有 n 个城市，按从 0 到 n-1 编号。给你一个边数组 edges，其中 edges[i] = [fromi, toi, weighti] 代表 fromi 和 toi 两个城市之间的双向加权边，距离阈值是一个整数 distanceThreshold。

返回能通过某些路径到达其他城市数目最少、且路径距离 最大 为 distanceThreshold 的城市。如果有多个这样的城市，则返回编号最大的城市。

注意，连接城市 _i_ 和 _j_ 的路径的距离等于沿该路径的所有边的权重之和。

 

示例 1：

输入：n = 4, edges = [[0,1,3],[1,2,1],[1,3,4],[2,3,1]], distanceThreshold = 4
输出：3
解释：城市分布图如上。
每个城市阈值距离 distanceThreshold = 4 内的邻居城市分别是：
城市 0 -> [城市 1, 城市 2] 
城市 1 -> [城市 0, 城市 2, 城市 3] 
城市 2 -> [城市 0, 城市 1, 城市 3] 
城市 3 -> [城市 1, 城市 2] 
城市 0 和 3 在阈值距离 4 以内都有 2 个邻居城市，但是我们必须返回城市 3，因为它的编号最大。

示例 2：

输入：n = 5, edges = [[0,1,2],[0,4,8],[1,2,3],[1,4,2],[2,3,1],[3,4,1]], distanceThreshold = 2
输出：0
解释：城市分布图如上。 
每个城市阈值距离 distanceThreshold = 2 内的邻居城市分别是：
城市 0 -> [城市 1] 
城市 1 -> [城市 0, 城市 4] 
城市 2 -> [城市 3, 城市 4] 
城市 3 -> [城市 2, 城市 4]
城市 4 -> [城市 1, 城市 2, 城市 3] 
城市 0 在阈值距离 2 以内只有 1 个邻居城市。

 

提示：

• 2 <= n <= 100
• 1 <= edges.length <= n * (n - 1) / 2
• edges[i].length == 3
• 0 <= fromi < toi < n
• 1 <= weighti, distanceThreshold <= 10^4
• 所有 (fromi, toi) 都是不同的。

解法

方法一：Dijkstra 算法

我们可以枚举每个城市 $i$ 作为起点，使用 Dijkstra 算法求出从 $i$ 到其他城市的最短距离，然后统计距离不超过阈值的城市个数，最后取最小的个数且编号最大的城市。

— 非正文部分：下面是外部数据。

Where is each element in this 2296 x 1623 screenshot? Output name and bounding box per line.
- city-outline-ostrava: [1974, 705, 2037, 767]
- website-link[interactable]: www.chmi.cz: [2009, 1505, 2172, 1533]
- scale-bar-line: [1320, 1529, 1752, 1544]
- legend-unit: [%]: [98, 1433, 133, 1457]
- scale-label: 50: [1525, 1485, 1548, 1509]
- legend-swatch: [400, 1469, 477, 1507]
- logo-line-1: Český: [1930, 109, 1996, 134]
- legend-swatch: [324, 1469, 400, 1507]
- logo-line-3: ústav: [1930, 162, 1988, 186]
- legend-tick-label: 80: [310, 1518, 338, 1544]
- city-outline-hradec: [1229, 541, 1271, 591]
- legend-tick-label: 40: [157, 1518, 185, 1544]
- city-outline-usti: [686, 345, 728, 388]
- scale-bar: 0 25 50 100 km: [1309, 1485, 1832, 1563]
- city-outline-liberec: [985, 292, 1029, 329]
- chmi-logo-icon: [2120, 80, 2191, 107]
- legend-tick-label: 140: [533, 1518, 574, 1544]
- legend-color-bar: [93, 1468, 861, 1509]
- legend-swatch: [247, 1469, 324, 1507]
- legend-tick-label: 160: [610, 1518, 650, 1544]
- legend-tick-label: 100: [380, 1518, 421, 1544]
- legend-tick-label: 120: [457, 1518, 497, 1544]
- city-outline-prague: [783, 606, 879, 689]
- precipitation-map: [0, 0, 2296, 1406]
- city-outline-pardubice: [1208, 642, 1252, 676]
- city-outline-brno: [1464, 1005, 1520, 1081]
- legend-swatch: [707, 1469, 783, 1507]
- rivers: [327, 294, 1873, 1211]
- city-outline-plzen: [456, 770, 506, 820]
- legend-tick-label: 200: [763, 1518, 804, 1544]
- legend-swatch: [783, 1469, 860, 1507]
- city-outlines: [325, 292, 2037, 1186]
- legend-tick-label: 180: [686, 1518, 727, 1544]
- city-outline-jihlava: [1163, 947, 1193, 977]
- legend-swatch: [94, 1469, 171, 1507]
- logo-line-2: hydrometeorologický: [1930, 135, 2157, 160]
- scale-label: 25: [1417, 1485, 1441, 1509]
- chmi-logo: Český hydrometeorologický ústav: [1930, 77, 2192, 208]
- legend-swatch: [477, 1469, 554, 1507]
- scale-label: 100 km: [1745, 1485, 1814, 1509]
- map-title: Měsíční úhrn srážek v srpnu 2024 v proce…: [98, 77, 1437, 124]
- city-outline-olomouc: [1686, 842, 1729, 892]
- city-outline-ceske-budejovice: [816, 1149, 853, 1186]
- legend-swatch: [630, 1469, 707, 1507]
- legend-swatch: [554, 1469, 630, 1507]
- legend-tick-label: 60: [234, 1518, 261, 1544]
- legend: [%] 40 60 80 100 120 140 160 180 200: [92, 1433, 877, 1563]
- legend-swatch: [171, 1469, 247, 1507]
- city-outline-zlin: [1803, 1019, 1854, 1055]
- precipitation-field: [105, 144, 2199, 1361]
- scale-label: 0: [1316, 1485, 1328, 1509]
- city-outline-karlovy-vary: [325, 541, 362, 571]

时间复杂度 $O(n^3)$，空间复杂度 $O(n^2)$。其中 $n$ 为城市个数。

class Solution:
  def findTheCity(
    self, n: int, edges: List[List[int]], distanceThreshold: int
  ) -> int:
    def dijkstra(u: int) -> int:
      dist = [inf] * n
      dist[u] = 0
      vis = [False] * n
      for _ in range(n):
        k = -1
        for j in range(n):
          if not vis[j] and (k == -1 or dist[k] > dist[j]):
            k = j
        vis[k] = True
        for j in range(n):
          # dist[j] = min(dist[j], dist[k] + g[k][j])
          if dist[k] + g[k][j] < dist[j]:
            dist[j] = dist[k] + g[k][j]
      return sum(d <= distanceThreshold for d in dist)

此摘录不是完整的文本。